‘Cold Warriors’ is a thrilling dive into Cold War propaganda
Duncan White explores the impact and manipulation of the literary elite of the Cold War era, touching on writers like Orwell, le Carré, and Pasternak.
The Cold War was fought largely on the battlefield of ideas. As Duncan White’s massive and enjoyable book “Cold Warriors: Writers Who Waged the Literary Cold War” makes clear, conflict with the Soviets centered on cultural, rather than actual, warfare.
The U.S. cultural offensive against communism in the 1950s was spearheaded by the Psychological Strategy Board, made up of representatives of the U.S. State Department, Department of Defense, and the CIA, which reported, “Books – permanent literature – are by far the most powerful means of influencing the attitudes of intellectuals.”

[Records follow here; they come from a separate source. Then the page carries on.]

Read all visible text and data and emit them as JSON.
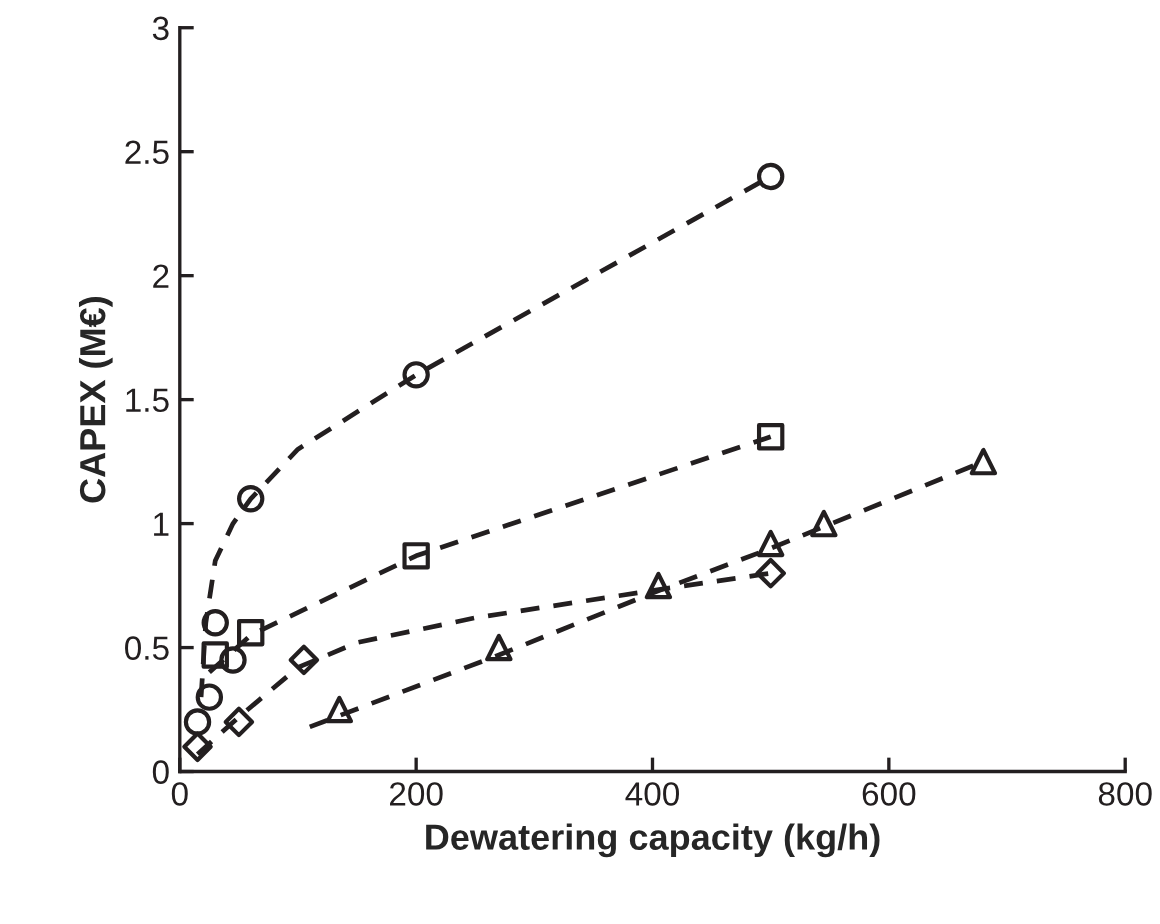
{
  "chart_data": {
    "type": "scatter",
    "xlabel": "Dewatering capacity (kg/h)",
    "ylabel": "CAPEX (M€)",
    "xlim": [
      0,
      800
    ],
    "ylim": [
      0,
      3
    ],
    "xticks": [
      0,
      200,
      400,
      600,
      800
    ],
    "yticks": [
      0,
      0.5,
      1,
      1.5,
      2,
      2.5,
      3
    ],
    "grid": false,
    "legend": false,
    "series": [
      {
        "marker": "circle",
        "color": "#231f20",
        "x": [
          15,
          25,
          30,
          45,
          60,
          200,
          500
        ],
        "values": [
          0.2,
          0.3,
          0.6,
          0.45,
          1.1,
          1.6,
          2.4
        ]
      },
      {
        "marker": "square",
        "color": "#231f20",
        "x": [
          30,
          60,
          200,
          500
        ],
        "values": [
          0.47,
          0.56,
          0.87,
          1.35
        ]
      },
      {
        "marker": "diamond",
        "color": "#231f20",
        "x": [
          15,
          50,
          105,
          500
        ],
        "values": [
          0.1,
          0.2,
          0.45,
          0.8
        ]
      },
      {
        "marker": "triangle",
        "color": "#231f20",
        "x": [
          135,
          270,
          405,
          500,
          545,
          680
        ],
        "values": [
          0.25,
          0.5,
          0.75,
          0.92,
          1.0,
          1.25
        ]
      },
      {
        "type": "line",
        "line_style": "dashed",
        "marker": "none",
        "color": "#231f20",
        "x": [
          18,
          22,
          30,
          45,
          60,
          100,
          200,
          350,
          500
        ],
        "values": [
          0.3,
          0.6,
          0.85,
          1.0,
          1.1,
          1.3,
          1.6,
          2.0,
          2.4
        ]
      },
      {
        "type": "line",
        "line_style": "dashed",
        "marker": "none",
        "color": "#231f20",
        "x": [
          25,
          60,
          200,
          500
        ],
        "values": [
          0.4,
          0.55,
          0.87,
          1.35
        ]
      },
      {
        "type": "line",
        "line_style": "dashed",
        "marker": "none",
        "color": "#231f20",
        "x": [
          15,
          50,
          100,
          150,
          250,
          400,
          500
        ],
        "values": [
          0.07,
          0.22,
          0.42,
          0.52,
          0.62,
          0.73,
          0.8
        ]
      },
      {
        "type": "line",
        "line_style": "dashed",
        "marker": "none",
        "color": "#231f20",
        "x": [
          110,
          270,
          400,
          500,
          680
        ],
        "values": [
          0.18,
          0.47,
          0.72,
          0.9,
          1.25
        ]
      }
    ]
  }
}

White delves into the involvement of the CIA and other shadowy government entities that had a hand in influencing what, and who, was published. The CIA, for example, secretly funded literary publications. Many writers, unwittingly, became part of the propaganda campaign, while others came under suspicion as communist sympathizers. It appeared that writers couldn’t win: If their work argued strenuously against communism, they could be branded in the public’s estimation as tools of the government’s anti-communist efforts, as novelist Mary McCarthy discovered when her 1967 booklet “Vietnam” and her 1968 booklet “Hanoi” failed to find a large audience.

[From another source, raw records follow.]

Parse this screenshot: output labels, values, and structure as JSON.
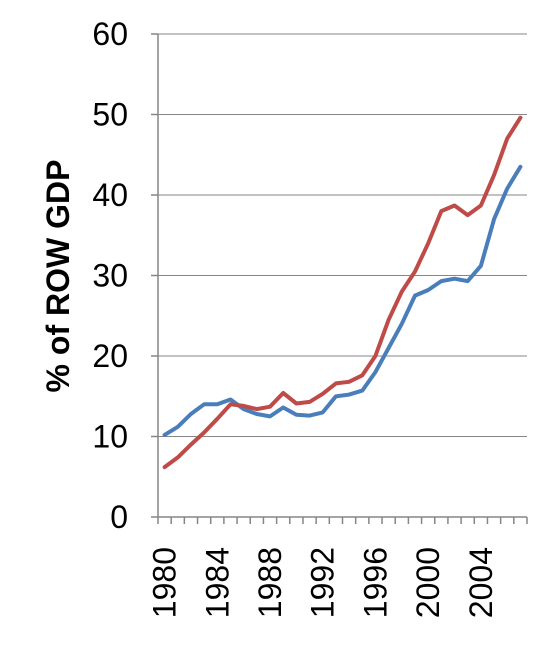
{
  "chart_data": {
    "type": "line",
    "title": "",
    "xlabel": "",
    "ylabel": "% of ROW GDP",
    "ylim": [
      0,
      60
    ],
    "yticks": [
      "0",
      "10",
      "20",
      "30",
      "40",
      "50",
      "60"
    ],
    "xtick_labels": [
      "1980",
      "1984",
      "1988",
      "1992",
      "1996",
      "2000",
      "2004"
    ],
    "x": [
      1980,
      1981,
      1982,
      1983,
      1984,
      1985,
      1986,
      1987,
      1988,
      1989,
      1990,
      1991,
      1992,
      1993,
      1994,
      1995,
      1996,
      1997,
      1998,
      1999,
      2000,
      2001,
      2002,
      2003,
      2004,
      2005,
      2006,
      2007
    ],
    "grid": "horizontal",
    "legend": "none",
    "series": [
      {
        "color": "#4a7ebb",
        "values": [
          10.2,
          11.2,
          12.8,
          14.0,
          14.0,
          14.6,
          13.4,
          12.8,
          12.5,
          13.6,
          12.7,
          12.6,
          13.0,
          15.0,
          15.2,
          15.7,
          18.0,
          21.0,
          24.0,
          27.5,
          28.2,
          29.3,
          29.6,
          29.3,
          31.2,
          37.0,
          40.8,
          43.5
        ]
      },
      {
        "color": "#be4b48",
        "values": [
          6.2,
          7.4,
          9.0,
          10.5,
          12.2,
          14.0,
          13.8,
          13.4,
          13.7,
          15.4,
          14.1,
          14.3,
          15.3,
          16.6,
          16.8,
          17.6,
          20.0,
          24.5,
          28.0,
          30.5,
          34.0,
          38.0,
          38.7,
          37.5,
          38.7,
          42.5,
          47.0,
          49.6
        ]
      }
    ]
  }
}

The stakes were higher for writers in the Soviet Union. The crackdowns by which Premier Joseph Stalin consolidated power decimated the intelligentsia and continued to inflict damage even after his successor, Nikita Khrushchev, denounced Stalin’s brutality.
White points out that “One Day in the Life of Ivan Denisovich,” Aleksandr Solzhenitsyn’s 1962 debut, “served as a reckoning with the unspoken past of purges and camps, and it made his reputation as a major writer. It also made him a target.”
Poet Anna Akhmatova bravely gave public readings in Moscow and Leningrad despite being officially censored. She knew she risked arrest, White relates. “She had been submerged in obscurity for so long that when she broke the surface, she could do nothing but gasp for breath, some part of her knowing that the hand of the state, the hand of Stalin, would soon push her back under.”
Boris Pasternak, best known in the West for “Dr. Zhivago,” was skeptical of the so-called thaw, the loosening of cultural restrictions in the early 1950s and ’60s by Khrushchev: “He believed Khrushchev looked like a pig and behaved like one, too.”
White presents a vivid, personality-driven chronicle of books going to war – and of writers finding themselves either caught up in the gears of international spycraft or acting as spies themselves.
In these pages, readers will encounter the writing of familiar figures, including George Orwell, Václav Havel, Ernest Hemingway, Richard Wright, and Joan Didion, but in a completely different context.
One figure looms over the rest: British Second Secretary David Cornwell, who wrote spy novels under the pen name John le Carré. After his “The Spy Who Came in From the Cold” became a runaway hit, literature and life blended until it was difficult to tell them apart.
“Much of the jargon was invented from scratch by le Carré, only to be later adopted by British spies who devoured his books, the fiction becoming the reality, which later validated the novels’ veracity,” White writes.
“Cold Warriors” serves up these stories with an unfailing dramatic flair, which makes for irresistible reading. In the battle over ideas, the pen is truly mightier than the sword.